Is this a comedy or a tragedy? Is it in how we react that determines the genre? Ultimately, for Charming and me, I believe we’ll have a happy ending, though I suppose that cannot be guaranteed. Still, in a comedy, the boy meets the girl, loses the girl, and wins the girl, and it usually ends in a proposal or marriage; we haven’t gotten married yet, so maybe this is all part of that exaggerated storyline where we overreact to silly things. Without the comic relief, all our serious moments lay heavy in the silences and simple conversations.
Social Wellness and Emotional Wellness are clearly interconnected, and I’m not very resilient these days. I can be merry and bright. I can laugh at electrical shorts or kick myself for the inevitable impending bullet list items to come on that to never-ending To Do list.

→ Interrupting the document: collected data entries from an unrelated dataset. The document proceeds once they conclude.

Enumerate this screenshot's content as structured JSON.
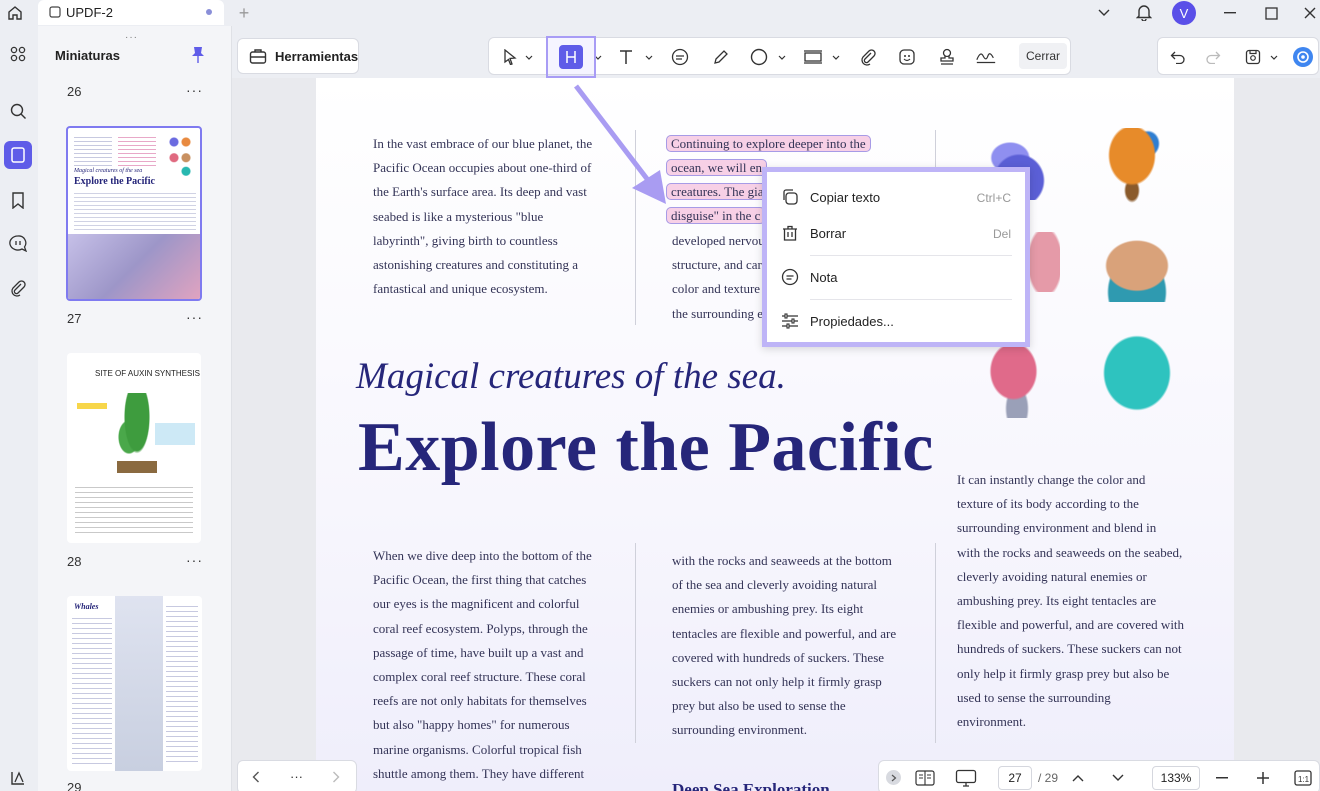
{
  "tab": {
    "title": "UPDF-2"
  },
  "user": {
    "initial": "V"
  },
  "colors": {
    "accent": "#5f5ce8",
    "highlight": "#f7d0e6",
    "title_navy": "#26267a"
  },
  "sidebar": {
    "title": "Miniaturas",
    "pages": [
      {
        "number": "26",
        "caption": "Explore the Pacific"
      },
      {
        "number": "27",
        "caption": "SITE OF AUXIN SYNTHESIS"
      },
      {
        "number": "28",
        "caption": "Whales"
      },
      {
        "number": "29"
      }
    ],
    "more": "···"
  },
  "toolbar": {
    "tools_label": "Herramientas",
    "close_label": "Cerrar"
  },
  "document": {
    "col1_top": [
      "In the vast embrace of our blue planet, the",
      "Pacific Ocean occupies about one-third of",
      "the Earth's surface area. Its deep and vast",
      "seabed is like a mysterious \"blue",
      "labyrinth\", giving birth to countless",
      "astonishing creatures and constituting a",
      "fantastical and unique ecosystem."
    ],
    "col2_top_highlight": [
      "Continuing to explore deeper into the",
      "ocean, we will en",
      "creatures. The gia",
      "disguise\" in the c"
    ],
    "col2_top": [
      "developed nervou",
      "structure, and car",
      "color and texture",
      "the surrounding e"
    ],
    "subtitle": "Magical creatures of the sea.",
    "title": "Explore the Pacific",
    "col3_mid": [
      "It can instantly change the color and",
      "texture of its body according to the",
      "surrounding environment and blend in",
      "with the rocks and seaweeds on the seabed,",
      "cleverly avoiding natural enemies or",
      "ambushing prey. Its eight tentacles are",
      "flexible and powerful, and are covered with",
      "hundreds of suckers. These suckers can not",
      "only help it firmly grasp prey but also be",
      "used to sense the surrounding",
      "environment."
    ],
    "col1_bottom": [
      "When we dive deep into the bottom of the",
      "Pacific Ocean, the first thing that catches",
      "our eyes is the magnificent and colorful",
      "coral reef ecosystem. Polyps, through the",
      "passage of time, have built up a vast and",
      "complex coral reef structure. These coral",
      "reefs are not only habitats for themselves",
      "but also \"happy homes\" for numerous",
      "marine organisms. Colorful tropical fish",
      "shuttle among them. They have different"
    ],
    "col2_bottom": [
      "with the rocks and seaweeds at the bottom",
      "of the sea and cleverly avoiding natural",
      "enemies or ambushing prey. Its eight",
      "tentacles are flexible and powerful, and are",
      "covered with hundreds of suckers. These",
      "suckers can not only help it firmly grasp",
      "prey but also be used to sense the",
      "surrounding environment."
    ],
    "col2_bottom_heading": "Deep Sea Exploration"
  },
  "context_menu": {
    "items": [
      {
        "label": "Copiar texto",
        "shortcut": "Ctrl+C",
        "icon": "copy-icon"
      },
      {
        "label": "Borrar",
        "shortcut": "Del",
        "icon": "trash-icon"
      },
      {
        "label": "Nota",
        "shortcut": "",
        "icon": "note-icon"
      },
      {
        "label": "Propiedades...",
        "shortcut": "",
        "icon": "sliders-icon"
      }
    ]
  },
  "statusbar": {
    "current_page": "27",
    "total_pages": "/ 29",
    "zoom": "133%",
    "more": "···"
  }
}
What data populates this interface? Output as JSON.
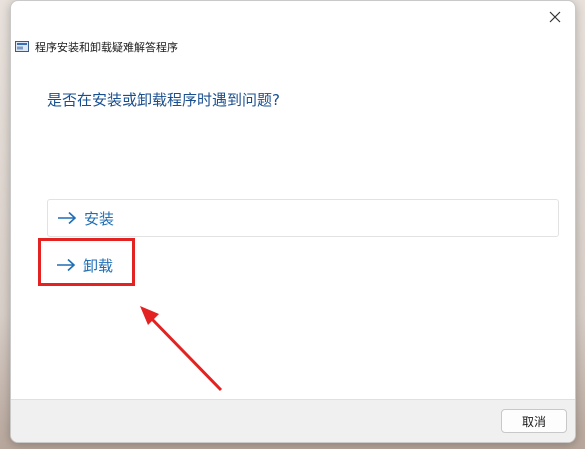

Charming isn’t a dimension of wellness. He’s not an item on a checklist. He is my other half, and for five days a week, I do life almost entirely without him. Together on weekend, the shift to our uncertain house in an unknown neighborhood with jobs that haven’t been posted yet sets the tone for a serious play despite our desire for a weekend of fun, for a one act comedy just for us.
We tried this weekend past to enjoy ourselves after a rather intense premarital counseling session, and my favorite part was putting together the Christmas Village. Besides the tree which I’d put up without him, my Dickens’ village was the other holiday tradition I was unwilling to sacrifice. Charming put it up last year, so I waited, and he took the role of architect and I of interior designer. He ran the cords for the lighted porcelain buildings while I fluffed cotton ball snow piles. We made a good team, and now I get to enjoy the tiny people and props arranged so carefully on the stage, the surface of my piano whenever I’m inside my house, and it feels like home at Christmastime should feel like.
Looking over my kids’ lists of theater terms, there’s no way I could define Charming and my current two-person untitled production of life together as a tragedy. A tragedy has a tragic hero with a tragic flaw that leads to his demise. I’ve got the flaw, a fiery temper that flares up when I’m relaxing, and unfortunately, that’s usually when I’m with Charming.
I desperately long of the spheres of my life to align, to feel that my overall wellness is cycling in orbit, but there are some lines that can’t be crossed, some priorities that cannot be compromised, and some stories with a foreboding setting ultimately resolve to an enchanted mood where despite sleepless nights, I can laugh when the check engine light comes on or when I miss a turn. It must be possible.
Charming keeps telling me it’s not about the mistakes I make but how I react to them that matters. I can teach my kids the difference between a comedy and a tragedy with little effort. How do I write my next line, the line after the conflict, to ensure the happy ending?